Drinking aside, there is a pressing issue that the College must address before reinstituting a house system: dorm equality. Is it fair, one might ask, if one student spends all four years living in Gold Coast while another student must live in the River Cluster? This very issue has been an obstacle to the reintroduction of a house system in the past. In January 2000, President James Wright presented his Student Life Initiative to the College’s Board of Trustees as a comprehensive approach “to strengthen the institution’s social and residential system.” Among the chief objectives of the Student Life Initiative was to transform the residential system to more closely resemble the “house system” of old by allowing students to “elect to return to the same residence hall or cluster for at least two years and preferably three—with the possibility of all four years if the student so wished.” The report acknowledged that to accomplish this, the “quality gap” between the College’s best and worst residence halls needed to be reduced. “This may require the replacement of the River Cluster and Choates,” reads the report.

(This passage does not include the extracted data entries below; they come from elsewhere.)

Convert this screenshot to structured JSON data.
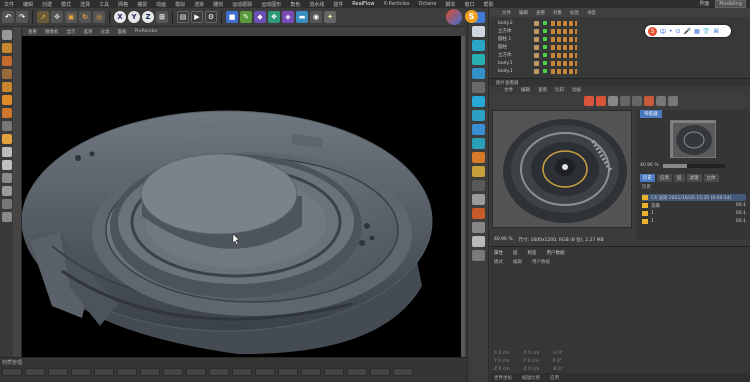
{
  "menubar": {
    "items": [
      "文件",
      "编辑",
      "创建",
      "模式",
      "选择",
      "工具",
      "网格",
      "捕捉",
      "动画",
      "模拟",
      "渲染",
      "雕刻",
      "运动跟踪",
      "运动图形",
      "角色",
      "流水线",
      "插件",
      "RealFlow",
      "X-Particles",
      "Octane",
      "脚本",
      "窗口",
      "帮助"
    ],
    "right_label": "界面",
    "layout": "Modeling"
  },
  "toolbar": {
    "axis_x": "X",
    "axis_y": "Y",
    "axis_z": "Z",
    "s_badge": "S",
    "icons": [
      "undo-icon",
      "redo-icon",
      "select-icon",
      "move-icon",
      "scale-icon",
      "rotate-icon",
      "recent-icon",
      "render-icon",
      "render-view-icon",
      "render-settings-icon",
      "cube-icon",
      "pen-icon",
      "subdivision-icon",
      "array-icon",
      "deformer-icon",
      "floor-icon",
      "camera-icon",
      "light-icon",
      "material-icon"
    ]
  },
  "viewport": {
    "menu": [
      "查看",
      "摄像机",
      "显示",
      "选项",
      "过滤",
      "面板",
      "ProRender"
    ]
  },
  "timeline": {
    "label": "材质管理"
  },
  "object_manager": {
    "menu": [
      "文件",
      "编辑",
      "查看",
      "对象",
      "标签",
      "书签"
    ],
    "objects": [
      "body.2",
      "立方体",
      "圆柱.1",
      "圆柱",
      "立方体",
      "body.1",
      "body.1"
    ]
  },
  "ime": {
    "s": "S",
    "glyphs": [
      "中",
      "•",
      "⊙",
      "🎤",
      "▦",
      "👕",
      "⌘"
    ]
  },
  "picture_viewer": {
    "title": "图片查看器",
    "menu": [
      "文件",
      "编辑",
      "查看",
      "比较",
      "动画"
    ],
    "nav_tab": "导航器",
    "zoom_text": "40.96 %",
    "zoom_fraction": 0.4,
    "info_zoom": "40.96 %",
    "info_size": "尺寸: 1600x1200, RGB (8 位), 2.27 MB",
    "history_tabs": [
      "历史",
      "信息",
      "层",
      "滤镜",
      "立体"
    ],
    "history_label": "历史",
    "history_items": [
      {
        "name": "C4 渲染 2021/10/20 15:35 (0:00:14)"
      },
      {
        "name": "渲染"
      },
      {
        "name": "1"
      },
      {
        "name": "1"
      }
    ],
    "history_values": [
      "",
      "00:1",
      "00:1",
      "00:1"
    ]
  },
  "bottom_panel": {
    "tabs": [
      "属性",
      "层",
      "构造",
      "用户数据"
    ],
    "menu": [
      "模式",
      "编辑",
      "用户数据"
    ],
    "coords": [
      {
        "a": "X 0 cm",
        "b": "X 0 cm",
        "c": "H 0°"
      },
      {
        "a": "Y 0 cm",
        "b": "Y 0 cm",
        "c": "P 0°"
      },
      {
        "a": "Z 0 cm",
        "b": "Z 0 cm",
        "c": "B 0°"
      }
    ],
    "footer": [
      "世界坐标",
      "缩放比例",
      "应用"
    ]
  },
  "colors": {
    "accent": "#4a79c2",
    "object_check": "#4ad24a"
  }
}
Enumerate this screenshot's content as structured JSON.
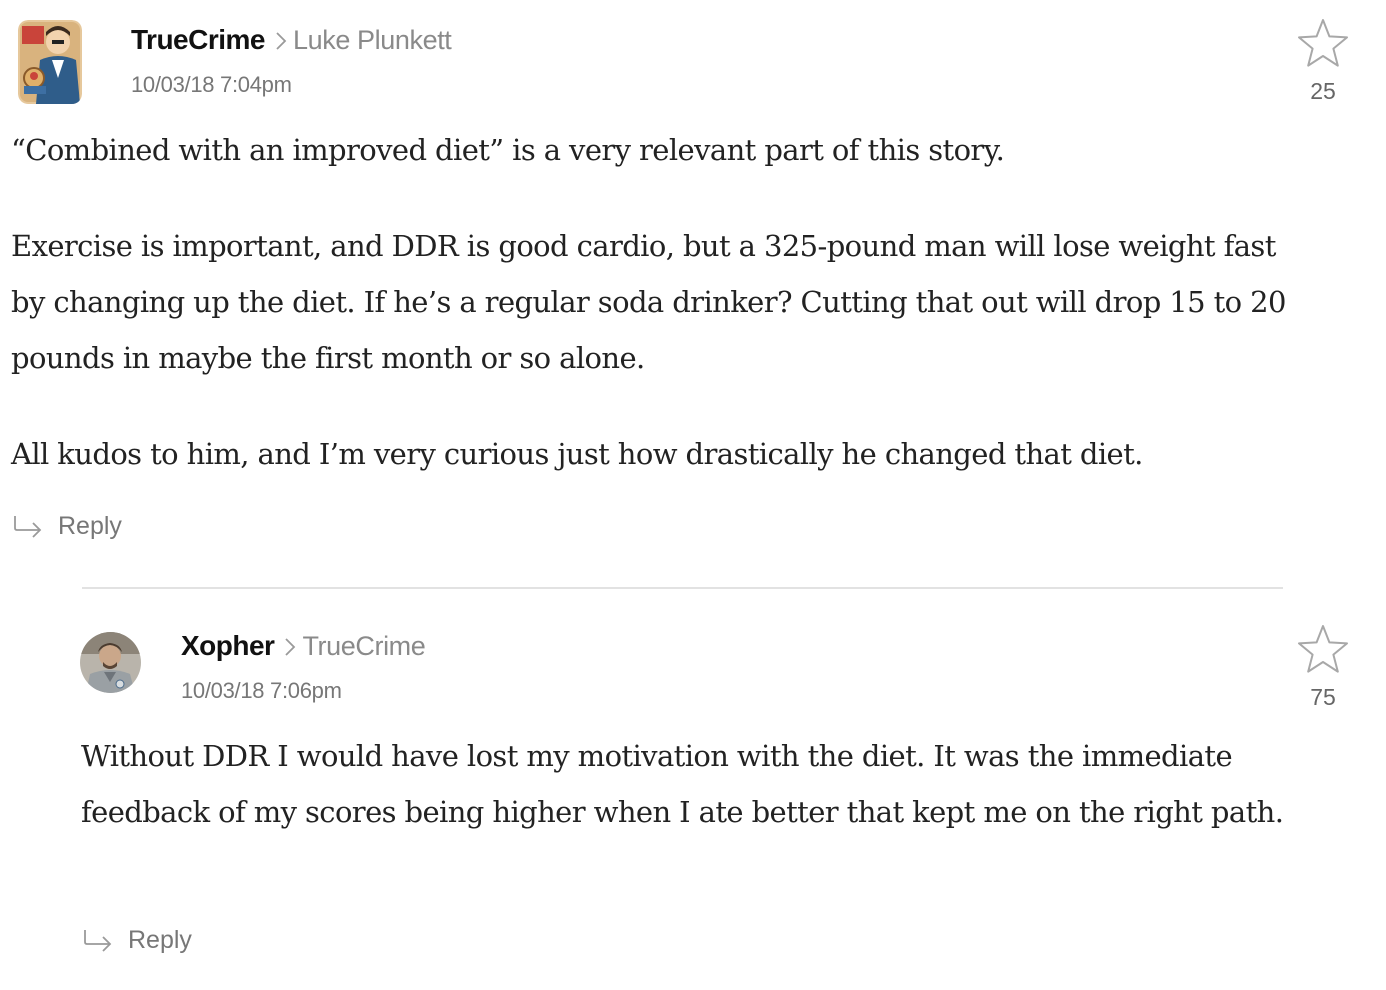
{
  "comments": [
    {
      "author": "TrueCrime",
      "reply_to": "Luke Plunkett",
      "timestamp": "10/03/18 7:04pm",
      "star_count": "25",
      "avatar_icon": "comic-reporter-avatar",
      "paragraphs": [
        "“Combined with an improved diet” is a very relevant part of this story.",
        "Exercise is important, and DDR is good cardio, but a 325-pound man will lose weight fast by changing up the diet. If he’s a regular soda drinker? Cutting that out will drop 15 to 20 pounds in maybe the first month or so alone.",
        "All kudos to him, and I’m very curious just how drastically he changed that diet."
      ],
      "reply_label": "Reply"
    },
    {
      "author": "Xopher",
      "reply_to": "TrueCrime",
      "timestamp": "10/03/18 7:06pm",
      "star_count": "75",
      "avatar_icon": "photo-avatar",
      "paragraphs": [
        "Without DDR I would have lost my motivation with the diet. It was the immediate feedback of my scores being higher when I ate better that kept me on the right path."
      ],
      "reply_label": "Reply"
    }
  ],
  "colors": {
    "author": "#111111",
    "muted": "#8a8a8a",
    "body": "#222222",
    "divider": "#e2e2e2"
  }
}
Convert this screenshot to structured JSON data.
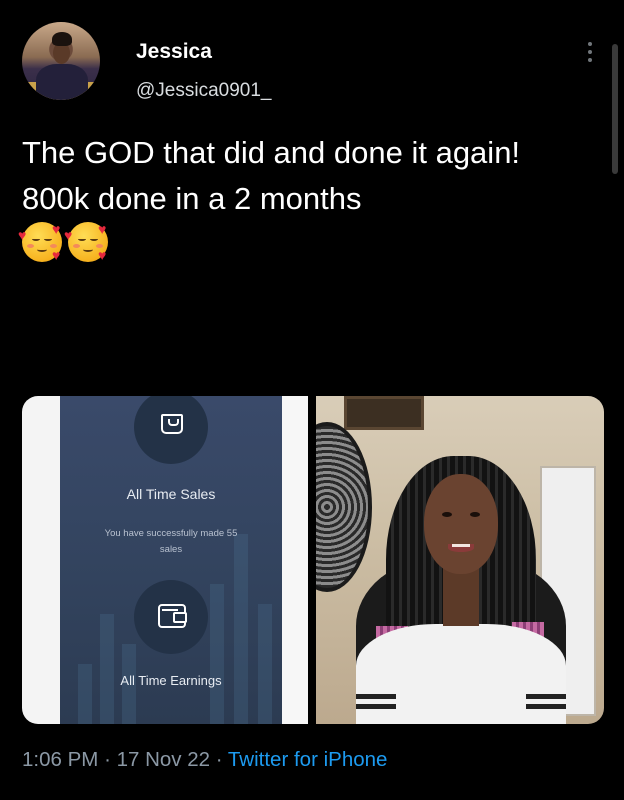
{
  "header": {
    "display_name": "Jessica",
    "username": "@Jessica0901_",
    "avatar_icon": "profile-photo",
    "more_icon": "more-vertical-icon"
  },
  "tweet": {
    "text": "The GOD that did and done it again! 800k done in a 2 months",
    "emojis": [
      "smiling-face-with-hearts",
      "smiling-face-with-hearts"
    ]
  },
  "media": {
    "left_image": {
      "title": "All Time Sales",
      "subtitle": "You have successfully made 55 sales",
      "second_title": "All Time Earnings",
      "icons": [
        "shopping-bag-icon",
        "wallet-icon"
      ]
    },
    "right_image": {
      "description": "photo"
    }
  },
  "footer": {
    "time": "1:06 PM",
    "separator": "·",
    "date": "17 Nov 22",
    "source": "Twitter for iPhone"
  },
  "colors": {
    "background": "#000000",
    "text": "#ffffff",
    "secondary": "#8b98a5",
    "link": "#1d9bf0"
  }
}
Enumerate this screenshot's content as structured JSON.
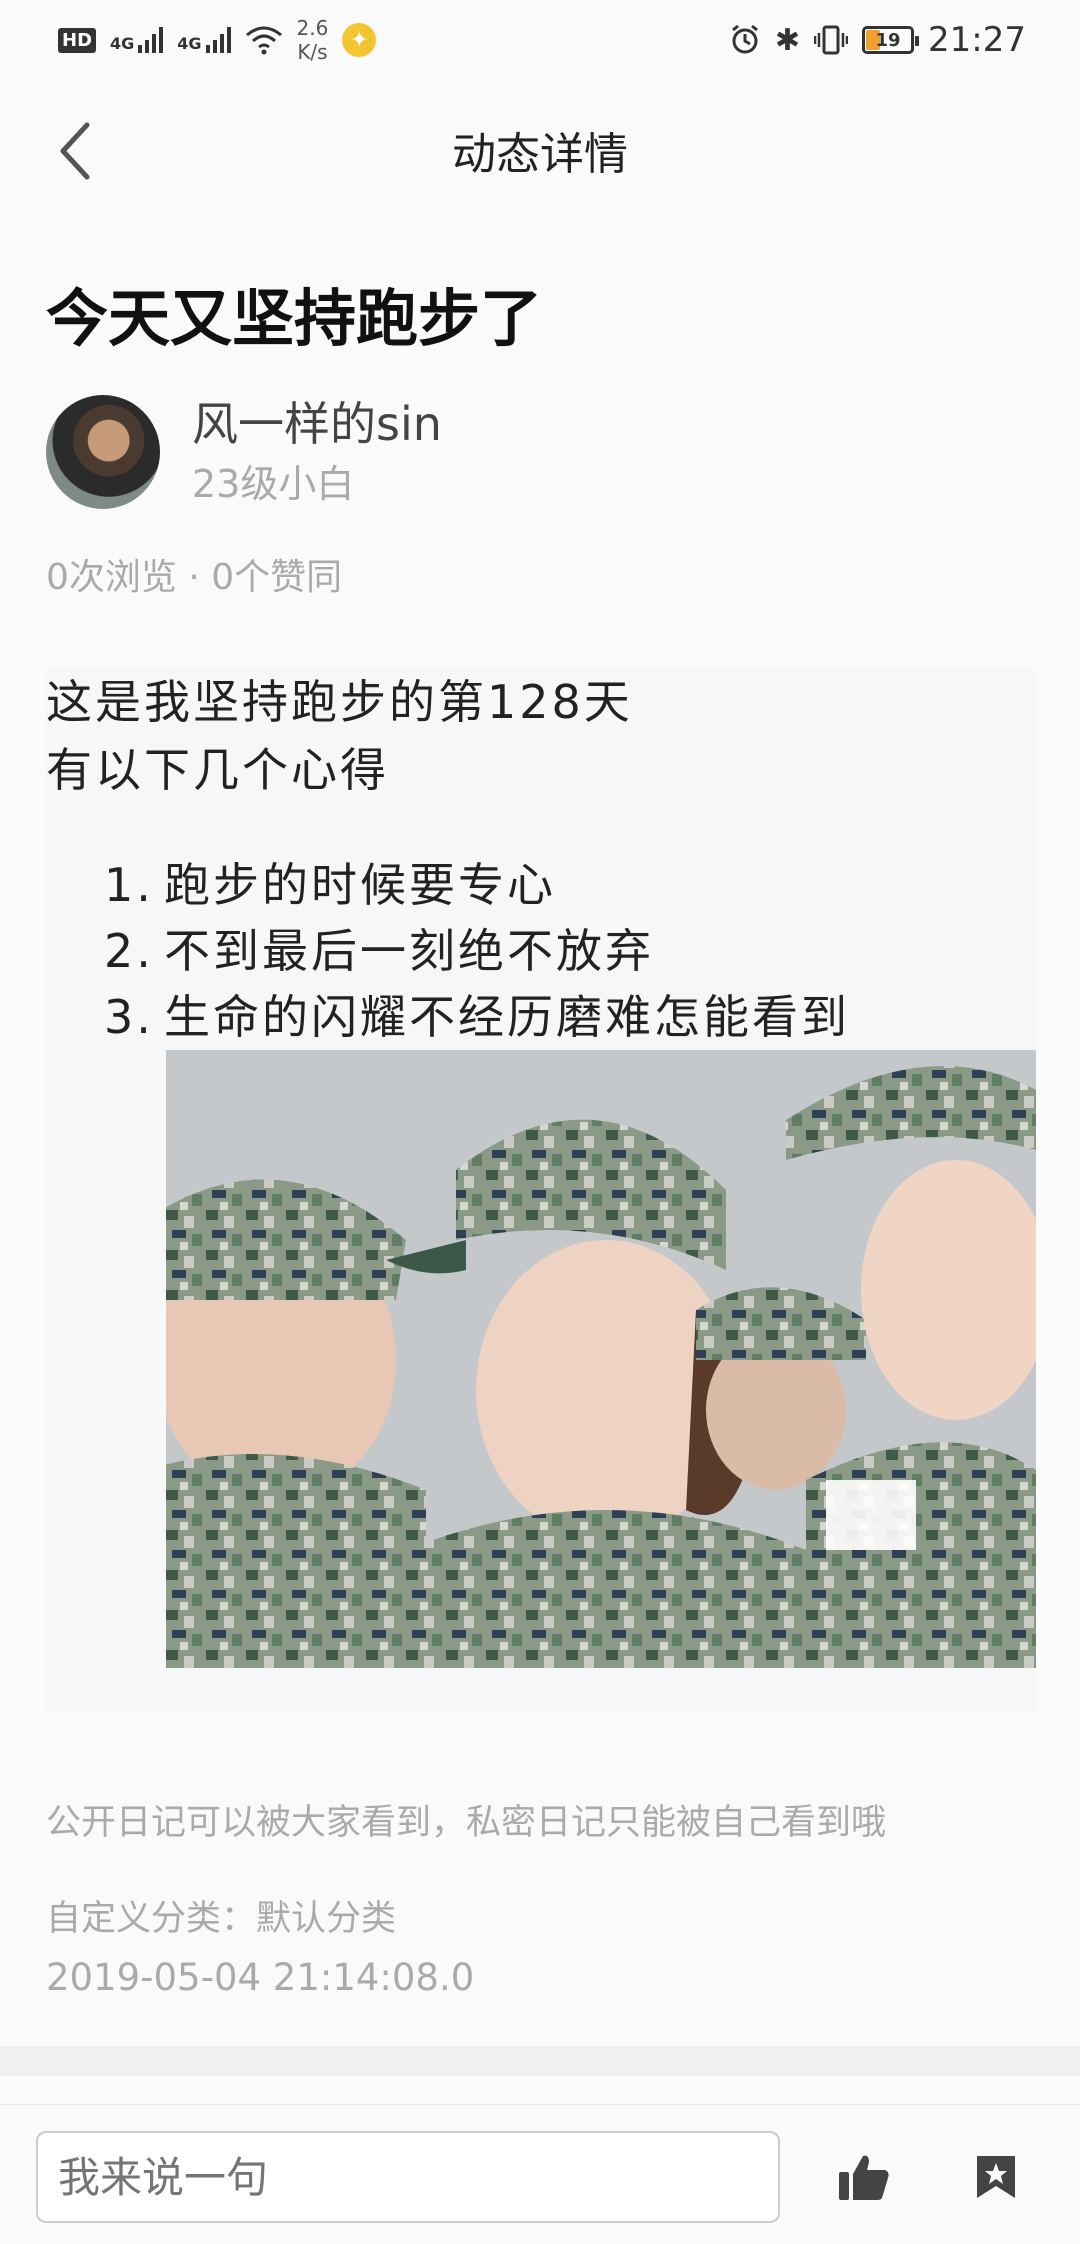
{
  "status_bar": {
    "hd": "HD",
    "net1": "4G",
    "net2": "4G",
    "speed_value": "2.6",
    "speed_unit": "K/s",
    "battery": "19",
    "time": "21:27"
  },
  "nav": {
    "title": "动态详情"
  },
  "post": {
    "title": "今天又坚持跑步了",
    "author_name": "风一样的sin",
    "author_level": "23级小白",
    "stats": "0次浏览 · 0个赞同",
    "body_lines": [
      "这是我坚持跑步的第128天",
      "有以下几个心得"
    ],
    "list": [
      {
        "num": "1.",
        "text": "跑步的时候要专心"
      },
      {
        "num": "2.",
        "text": "不到最后一刻绝不放弃"
      },
      {
        "num": "3.",
        "text": "生命的闪耀不经历磨难怎能看到"
      }
    ],
    "note": "公开日记可以被大家看到，私密日记只能被自己看到哦",
    "category": "自定义分类：默认分类",
    "datetime": "2019-05-04 21:14:08.0"
  },
  "bottom_bar": {
    "comment_placeholder": "我来说一句"
  },
  "colors": {
    "accent_yellow": "#f5c531",
    "muted_text": "#aaaaaa",
    "camo_green": "#5b7a5f"
  }
}
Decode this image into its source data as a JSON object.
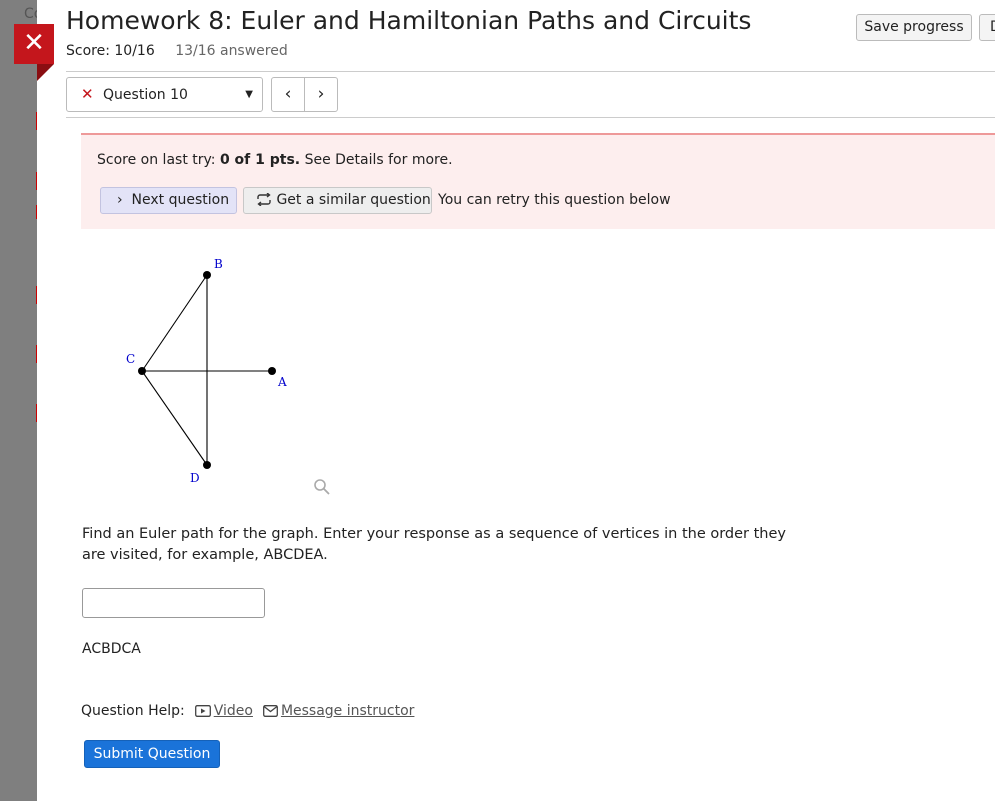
{
  "backdrop": {
    "title_fragment": "Co"
  },
  "header": {
    "title": "Homework 8: Euler and Hamiltonian Paths and Circuits",
    "score": "Score: 10/16",
    "answered": "13/16 answered",
    "save_label": "Save progress",
    "extra_label": "D"
  },
  "nav": {
    "question_select": "Question 10",
    "prev_icon": "chevron-left",
    "next_icon": "chevron-right"
  },
  "feedback": {
    "score_prefix": "Score on last try: ",
    "score_value": "0 of 1 pts.",
    "score_suffix": " See Details for more.",
    "next_question_label": "Next question",
    "similar_question_label": "Get a similar question",
    "retry_text": "You can retry this question below",
    "bg_color": "#fdeeee"
  },
  "graph": {
    "vertices": [
      "A",
      "B",
      "C",
      "D"
    ],
    "edges": [
      [
        "C",
        "B"
      ],
      [
        "C",
        "A"
      ],
      [
        "C",
        "D"
      ],
      [
        "B",
        "D"
      ]
    ],
    "label_color": "#0000cc"
  },
  "question": {
    "prompt": "Find an Euler path for the graph. Enter your response as a sequence of vertices in the order they are visited, for example, ABCDEA.",
    "answer_value": "",
    "previous_answer": "ACBDCA"
  },
  "help": {
    "label": "Question Help:",
    "video_label": "Video",
    "message_label": "Message instructor"
  },
  "submit_label": "Submit Question",
  "colors": {
    "close_red": "#c4161c",
    "submit_blue": "#1a73d9",
    "next_btn_bg": "#e3e3f7"
  }
}
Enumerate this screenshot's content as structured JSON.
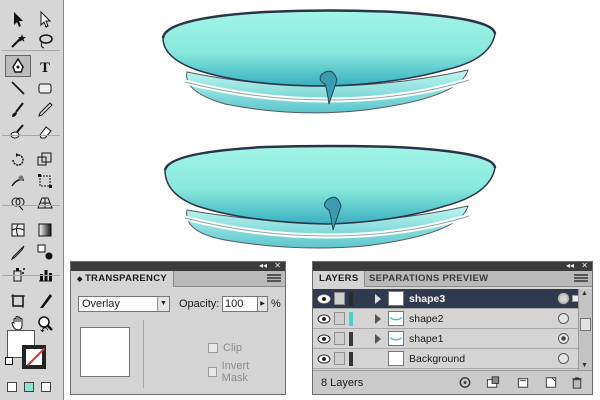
{
  "toolbox": {
    "tools": [
      {
        "name": "selection-tool"
      },
      {
        "name": "direct-selection-tool"
      },
      {
        "name": "magic-wand-tool"
      },
      {
        "name": "lasso-tool"
      },
      {
        "name": "pen-tool",
        "selected": true
      },
      {
        "name": "type-tool",
        "glyph": "T"
      },
      {
        "name": "line-segment-tool"
      },
      {
        "name": "rectangle-tool"
      },
      {
        "name": "paintbrush-tool"
      },
      {
        "name": "pencil-tool"
      },
      {
        "name": "blob-brush-tool"
      },
      {
        "name": "eraser-tool"
      },
      {
        "name": "rotate-tool"
      },
      {
        "name": "scale-tool"
      },
      {
        "name": "warp-tool"
      },
      {
        "name": "free-transform-tool"
      },
      {
        "name": "shape-builder-tool"
      },
      {
        "name": "perspective-grid-tool"
      },
      {
        "name": "mesh-tool"
      },
      {
        "name": "gradient-tool"
      },
      {
        "name": "eyedropper-tool"
      },
      {
        "name": "blend-tool"
      },
      {
        "name": "symbol-sprayer-tool"
      },
      {
        "name": "column-graph-tool"
      },
      {
        "name": "artboard-tool"
      },
      {
        "name": "slice-tool"
      },
      {
        "name": "hand-tool"
      },
      {
        "name": "zoom-tool"
      }
    ],
    "fill_color": "#ffffff",
    "stroke_color": "#222222"
  },
  "canvas": {
    "shape_fill_top": "#a2f5e6",
    "shape_fill_bottom": "#3ab0c0",
    "outline_color": "#2a3348"
  },
  "transparency_panel": {
    "title": "TRANSPARENCY",
    "blend_mode": "Overlay",
    "opacity_label": "Opacity:",
    "opacity_value": "100",
    "opacity_unit": "%",
    "clip_label": "Clip",
    "invert_mask_label": "Invert Mask"
  },
  "layers_panel": {
    "tabs": [
      "LAYERS",
      "SEPARATIONS PREVIEW"
    ],
    "layers": [
      {
        "name": "shape3",
        "selected": true,
        "color": "#2b2b2b",
        "target": "ring"
      },
      {
        "name": "shape2",
        "selected": false,
        "color": "#4bd1c4",
        "target": "empty"
      },
      {
        "name": "shape1",
        "selected": false,
        "color": "#3a3a3a",
        "target": "filled"
      },
      {
        "name": "Background",
        "selected": false,
        "color": "#333333",
        "target": "empty"
      }
    ],
    "layer_count": "8 Layers"
  }
}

Fourteen years later, the lottery system remains and the River Cluster is no more inviting. The disparity in dormitory quality has only gotten worse since President Wright’s Student Life Initiative and the College will have to address this issue forthrightly if the “house system” is to be successful.

The changes to residential life proposed by the administration and Board of Trustees will take the better part of a decade to fully implement, if not longer. The return to the house system is, as of now, more a vision than an actionable plan. Financial constraints and limited space may eventually hinder the realization of the vision. There is a tough road ahead, but the objectives laid out by the College’s leaders are admirable, and stand to benefit the Dartmouth community as a whole if properly enacted.

John Hammel Strauss also contributed to this article.